I had the wonderful opportunity to perform a surgical procedure on my mobile studio this evening, and by mobile studio I mean my trusty Macbook Pro.  A few months ago, my trusty studio took an unfortunate cliff dive off of a shelf with a cable in the left side USB port.  Sadly, the USB cable was no longer attached when I arrived on the scene to render medical assistance, and in its place was the mangled, twisted wreckage of one-time pristine I/O port.  I tried to revive the USB port, but even after bringing out the paddles, it refused to live, so I’ve had to exist with only one functioning USB port on the right side.  Most of the time this is not an issue, but occasionally, like when I’m lying in bed and I wish to have my monitor pre-amp plugged in, I need the left side USB.

I finally decided that it was time to do something about  the dead port so I started searching for a place to repair my wounded studio and I stumbled upon a website called iFixit.  I now love this site.  Not only did they have the replacement part I needed, they also had well photographed, step-by-step instructions on how to fix it myself.  After mulling over the costs for a couple of days, $130 including I/O board, tools, and freight, I decided to take the plunge and attempt open-case surgery on my laptop.  Parts ordered Thursday, and after waiting anxiously all day, parts delivered on Friday.

The kitchen table was already sequestered for random junk, so I decided to create a makeshift M*A*S*H facility on my bed.  I had ample light, a laid out light blue pillow case as a place for equipment and parts, and a quick borrowing of an IVAR shelf from my studio rig made for a solid surgical bed.  Now I wa ready to open up the patient.
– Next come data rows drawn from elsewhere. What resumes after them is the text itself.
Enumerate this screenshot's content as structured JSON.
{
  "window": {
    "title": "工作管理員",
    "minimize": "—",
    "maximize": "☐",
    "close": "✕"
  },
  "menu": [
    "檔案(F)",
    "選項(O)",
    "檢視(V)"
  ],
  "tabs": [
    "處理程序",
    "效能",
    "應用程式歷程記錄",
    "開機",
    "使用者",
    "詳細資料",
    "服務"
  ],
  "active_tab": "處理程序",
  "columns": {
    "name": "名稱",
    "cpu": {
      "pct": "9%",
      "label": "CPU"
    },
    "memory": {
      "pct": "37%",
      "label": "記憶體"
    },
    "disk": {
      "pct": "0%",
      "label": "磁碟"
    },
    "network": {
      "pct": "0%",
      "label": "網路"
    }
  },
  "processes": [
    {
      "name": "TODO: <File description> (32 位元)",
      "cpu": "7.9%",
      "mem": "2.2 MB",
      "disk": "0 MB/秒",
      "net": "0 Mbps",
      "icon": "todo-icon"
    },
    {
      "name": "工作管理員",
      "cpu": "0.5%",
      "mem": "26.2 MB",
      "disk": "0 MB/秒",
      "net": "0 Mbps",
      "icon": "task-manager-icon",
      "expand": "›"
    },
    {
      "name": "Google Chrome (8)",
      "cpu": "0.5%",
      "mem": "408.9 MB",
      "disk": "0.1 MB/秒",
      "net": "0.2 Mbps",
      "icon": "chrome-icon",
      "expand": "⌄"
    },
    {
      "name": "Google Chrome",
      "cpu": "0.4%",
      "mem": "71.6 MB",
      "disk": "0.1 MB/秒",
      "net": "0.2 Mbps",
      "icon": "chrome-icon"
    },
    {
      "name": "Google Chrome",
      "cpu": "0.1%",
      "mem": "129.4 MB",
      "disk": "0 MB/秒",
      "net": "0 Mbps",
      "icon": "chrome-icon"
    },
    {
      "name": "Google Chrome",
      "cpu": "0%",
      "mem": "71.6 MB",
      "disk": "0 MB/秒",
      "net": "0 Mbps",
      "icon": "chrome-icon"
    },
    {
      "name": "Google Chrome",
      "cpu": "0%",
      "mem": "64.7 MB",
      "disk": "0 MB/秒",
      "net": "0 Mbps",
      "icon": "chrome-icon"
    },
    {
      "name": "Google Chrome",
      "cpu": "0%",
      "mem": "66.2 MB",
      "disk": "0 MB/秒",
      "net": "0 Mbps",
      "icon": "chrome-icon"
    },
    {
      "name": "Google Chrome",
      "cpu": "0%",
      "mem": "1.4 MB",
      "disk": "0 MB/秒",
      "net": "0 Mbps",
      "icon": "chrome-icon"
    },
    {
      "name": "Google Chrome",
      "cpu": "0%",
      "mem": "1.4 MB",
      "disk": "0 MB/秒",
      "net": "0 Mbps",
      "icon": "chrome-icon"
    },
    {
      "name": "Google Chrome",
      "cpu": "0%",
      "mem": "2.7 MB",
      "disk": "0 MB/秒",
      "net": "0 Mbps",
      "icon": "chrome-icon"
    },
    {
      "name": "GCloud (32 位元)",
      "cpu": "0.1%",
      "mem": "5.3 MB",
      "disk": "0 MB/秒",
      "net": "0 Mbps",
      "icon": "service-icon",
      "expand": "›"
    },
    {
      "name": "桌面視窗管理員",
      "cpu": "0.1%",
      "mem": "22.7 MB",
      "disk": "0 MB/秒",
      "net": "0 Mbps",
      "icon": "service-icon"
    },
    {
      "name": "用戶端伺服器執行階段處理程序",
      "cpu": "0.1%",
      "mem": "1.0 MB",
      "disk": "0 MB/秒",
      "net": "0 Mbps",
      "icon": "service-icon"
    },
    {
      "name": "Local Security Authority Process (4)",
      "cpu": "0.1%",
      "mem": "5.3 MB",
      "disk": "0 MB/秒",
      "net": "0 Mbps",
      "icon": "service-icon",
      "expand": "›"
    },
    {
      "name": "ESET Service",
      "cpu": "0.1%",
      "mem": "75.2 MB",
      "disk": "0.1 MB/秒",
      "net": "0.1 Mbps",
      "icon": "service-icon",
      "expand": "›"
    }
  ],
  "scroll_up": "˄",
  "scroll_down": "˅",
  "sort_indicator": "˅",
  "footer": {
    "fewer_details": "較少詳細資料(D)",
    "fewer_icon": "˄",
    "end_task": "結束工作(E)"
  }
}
Even though I’ve not had any previous reservations about opening up and working on any other computer I’ve owned, I was apprehensive about this one.  A laptop, where every nook and cranny is utilized, is quite different from the seemingly expansive insides of a desktop G3 or even my iMac.  Thankfully the well written instructions from iFixit made the operation a piece of cake.  Apparently, replacing the left I/O board is one of the most time intensive and difficult medical procedures on a MacBook Pro, but moving ahead slowly and deliberately for each step had the entire process done in about one hour, and that was with a couple of pauses to go check NCAA basketball tourney scores. (Go Wolverines and Zags!)

After surgery was complete, I fired up the laptop, started Logic, and plugged a midi controller into the now mended USB port.  I pressed a pad on the controller and the sound of moving electrons emitted from the speakers of my laptop.  Surgery was a success!

I am very happy with my new I/O ports, and even though I won’t be wary of mending my laptop again, I hope I don’t have to.